Viktor Orbán a réagi publiquement et sans détour aux déclarations de Volodymyr Zelensky. Sur les réseaux sociaux, le Premier ministre hongrois a affirmé que, derrière ses menaces, c’est la Hongrie elle-même qui était visée, et qu’il ne renoncerait pas à « défendre les familles hongroises ». Il a ensuite repris la parole sur la radio Kossuth pour durcir encore le ton et assurer que Budapest ne se laisserait pas intimider.
Orbán a également affirmé que les « menaces contre sa vie » ne l’empêcheraient pas de mettre fin à ce qu’il décrit comme un « blocus pétrolier » contre son pays. Cette réaction est intervenue après les propos de Zelensky évoquant une possible transmission de l’adresse du chef du gouvernement hongrois aux forces armées ukrainiennes si Budapest continuait de bloquer un prêt européen de 90 milliards d’euros destiné à Kiev.
Orbán dénonce une pression politique de Kiev
Au-delà de sa personne, le dirigeant hongrois considère cette affaire comme une atteinte directe aux intérêts de son pays. Il a qualifié les actions des autorités ukrainiennes de « banditisme d’État », estimant qu’aucun problème technique ne s’opposait à la reprise des livraisons via Droujba et que l’interruption relevait avant tout d’une décision politique. Autrement dit, Budapest considère que Kiev utilise la question énergétique comme moyen de pression dans son bras de fer avec la Hongrie.
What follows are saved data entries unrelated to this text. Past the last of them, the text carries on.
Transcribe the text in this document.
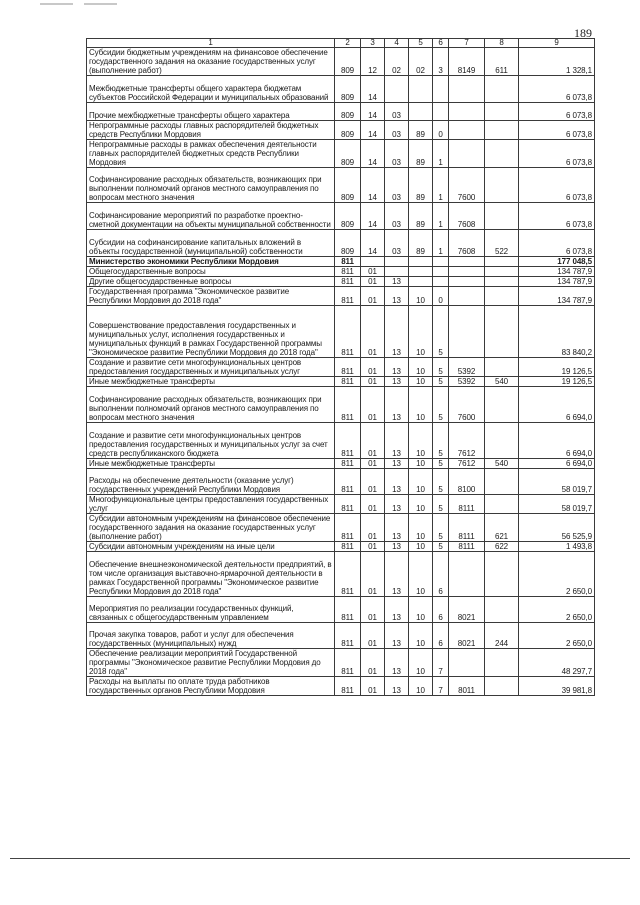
189
1	2	3	4	5	6	7	8	9
Субсидии бюджетным учреждениям на финансовое обеспечение государственного задания на оказание государственных услуг (выполнение работ)	809	12	02	02	3	8149	611	1 328,1
Межбюджетные трансферты общего характера бюджетам субъектов Российской Федерации и муниципальных образований	809	14						6 073,8
Прочие межбюджетные трансферты общего характера	809	14	03					6 073,8
Непрограммные расходы главных распорядителей бюджетных средств Республики Мордовия	809	14	03	89	0			6 073,8
Непрограммные расходы в рамках обеспечения деятельности главных распорядителей бюджетных средств Республики Мордовия	809	14	03	89	1			6 073,8
Софинансирование расходных обязательств, возникающих при выполнении полномочий органов местного самоуправления по вопросам местного значения	809	14	03	89	1	7600		6 073,8
Софинансирование мероприятий по разработке проектно-сметной документации на объекты муниципальной собственности	809	14	03	89	1	7608		6 073,8
Субсидии на софинансирование капитальных вложений в объекты государственной (муниципальной) собственности	809	14	03	89	1	7608	522	6 073,8
Министерство экономики Республики Мордовия	811							177 048,5
Общегосударственные вопросы	811	01						134 787,9
Другие общегосударственные вопросы	811	01	13					134 787,9
Государственная программа "Экономическое развитие Республики Мордовия до 2018 года"	811	01	13	10	0			134 787,9
Совершенствование предоставления государственных и муниципальных услуг, исполнения государственных и муниципальных функций в рамках Государственной программы "Экономическое развитие Республики Мордовия до 2018 года"	811	01	13	10	5			83 840,2
Создание и развитие сети многофункциональных центров предоставления государственных и муниципальных услуг	811	01	13	10	5	5392		19 126,5
Иные межбюджетные трансферты	811	01	13	10	5	5392	540	19 126,5
Софинансирование расходных обязательств, возникающих при выполнении полномочий органов местного самоуправления по вопросам местного значения	811	01	13	10	5	7600		6 694,0
Создание и развитие сети многофункциональных центров предоставления государственных и муниципальных услуг за счет средств республиканского бюджета	811	01	13	10	5	7612		6 694,0
Иные межбюджетные трансферты	811	01	13	10	5	7612	540	6 694,0
Расходы на обеспечение деятельности (оказание услуг) государственных учреждений Республики Мордовия	811	01	13	10	5	8100		58 019,7
Многофункциональные центры предоставления государственных услуг	811	01	13	10	5	8111		58 019,7
Субсидии автономным учреждениям на финансовое обеспечение государственного задания на оказание государственных услуг (выполнение работ)	811	01	13	10	5	8111	621	56 525,9
Субсидии автономным учреждениям на иные цели	811	01	13	10	5	8111	622	1 493,8
Обеспечение внешнеэкономической деятельности предприятий, в том числе организация выставочно-ярмарочной деятельности в рамках Государственной программы "Экономическое развитие Республики Мордовия до 2018 года"	811	01	13	10	6			2 650,0
Мероприятия по реализации государственных функций, связанных с общегосударственным управлением	811	01	13	10	6	8021		2 650,0
Прочая закупка товаров, работ и услуг для обеспечения государственных (муниципальных) нужд	811	01	13	10	6	8021	244	2 650,0
Обеспечение реализации мероприятий Государственной программы "Экономическое развитие Республики Мордовия до 2018 года"	811	01	13	10	7			48 297,7
Расходы на выплаты по оплате труда работников государственных органов Республики Мордовия	811	01	13	10	7	8011		39 981,8
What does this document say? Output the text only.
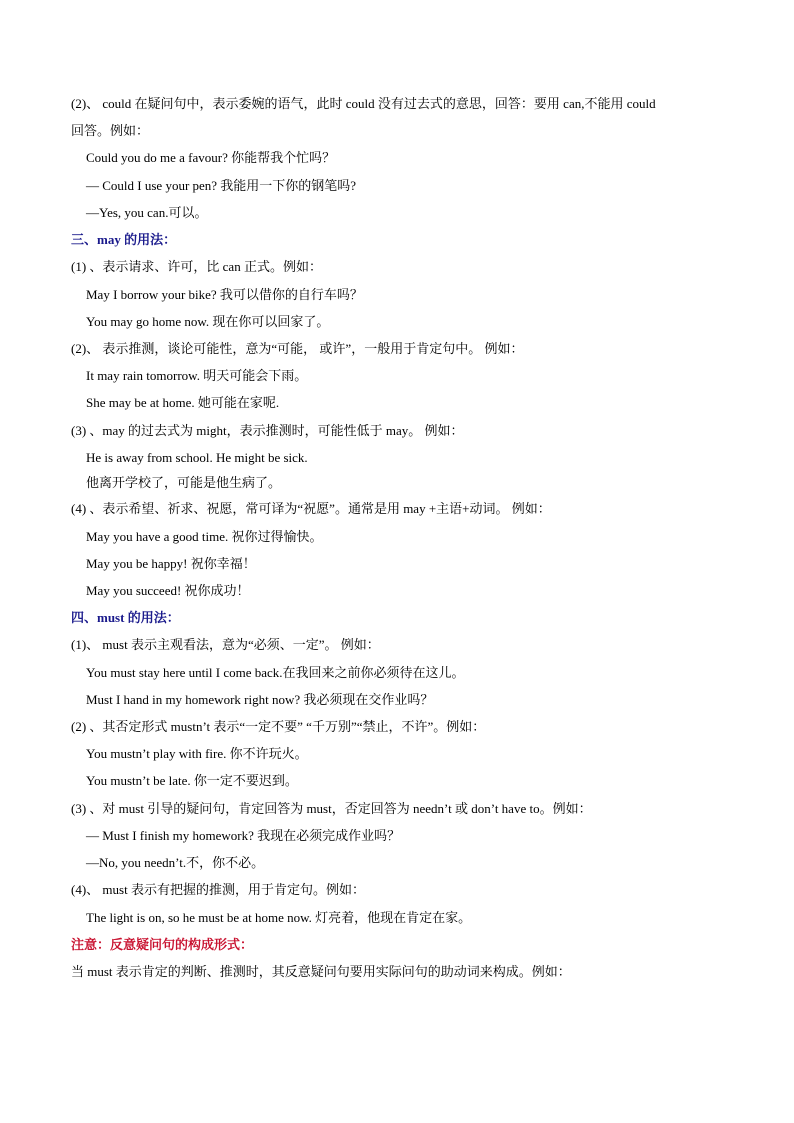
(2)、 could 在疑问句中，表示委婉的语气，此时 could 没有过去式的意思，回答：要用 can,不能用 could
回答。例如：
Could you do me a favour? 你能帮我个忙吗？
— Could I use your pen? 我能用一下你的钢笔吗?
—Yes, you can.可以。
三、may 的用法：
(1) 、表示请求、许可，比 can 正式。例如：
May I borrow your bike? 我可以借你的自行车吗？
You may go home now. 现在你可以回家了。
(2)、 表示推测，谈论可能性，意为“可能， 或许”，一般用于肯定句中。 例如：
It may rain tomorrow. 明天可能会下雨。
She may be at home. 她可能在家呢.
(3) 、may 的过去式为 might，表示推测时，可能性低于 may。 例如：
He is away from school. He might be sick.
他离开学校了，可能是他生病了。
(4) 、表示希望、祈求、祝愿，常可译为“祝愿”。通常是用 may +主语+动词。 例如：
May you have a good time. 祝你过得愉快。
May you be happy! 祝你幸福！
May you succeed! 祝你成功！
四、must 的用法：
(1)、 must 表示主观看法，意为“必须、一定”。 例如：
You must stay here until I come back.在我回来之前你必须待在这儿。
Must I hand in my homework right now? 我必须现在交作业吗？
(2) 、其否定形式 mustn’t 表示“一定不要” “千万别”“禁止，不许”。例如：
You mustn’t play with fire. 你不许玩火。
You mustn’t be late. 你一定不要迟到。
(3) 、对 must 引导的疑问句，肯定回答为 must，否定回答为 needn’t 或 don’t have to。例如：
— Must I finish my homework? 我现在必须完成作业吗？
—No, you needn’t.不，你不必。
(4)、 must 表示有把握的推测，用于肯定句。例如：
The light is on, so he must be at home now. 灯亮着，他现在肯定在家。
注意：反意疑问句的构成形式：
当 must 表示肯定的判断、推测时，其反意疑问句要用实际问句的助动词来构成。例如：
Dans le même esprit, il a réaffirmé que la Hongrie « ne donnera pas d’argent aux Ukrainiens », ne cédera pas au « chantage » et n’acceptera pas l’adhésion de l’Ukraine à l’Union européenne. Selon lui, une entrée de l’Ukraine dans l’UE porterait un coup sévère à l’économie hongroise. Le gouvernement hongrois a d’ailleurs haussé le ton dans son ensemble. Le ministre des Affaires étrangères Péter Szijjártó a estimé que Zelensky avait franchi « toutes les limites », tout en accusant Kiev de vouloir faire pression sur Budapest pour l’obliger à céder.
Une ligne maintenue sur le pétrole et l’aide européenne
La réponse de Budapest ne se limite pas aux déclarations. Le Premier ministre hongrois a annoncé qu’il maintiendrait son veto sur le prêt européen de 90 milliards d’euros et continuerait également de bloquer le 20e paquet de sanctions antirusses, tant que la question des livraisons de pétrole ne serait pas réglée. En clair, la position hongroise reste inchangée : pas de feu vert sur ces dossiers tant que les approvisionnements via Droujba ne seront pas rétablis.
Viktor Orbán a promis d’utiliser « tous les moyens » à sa disposition pour rétablir les livraisons de pétrole russe. Le dirigeant hongrois refuse de céder aux exigences de Kiev, y compris sous la menace. Cette séquence marque une nouvelle étape dans la crise entre Budapest et Kiev, désormais ouverte, directe et assumée.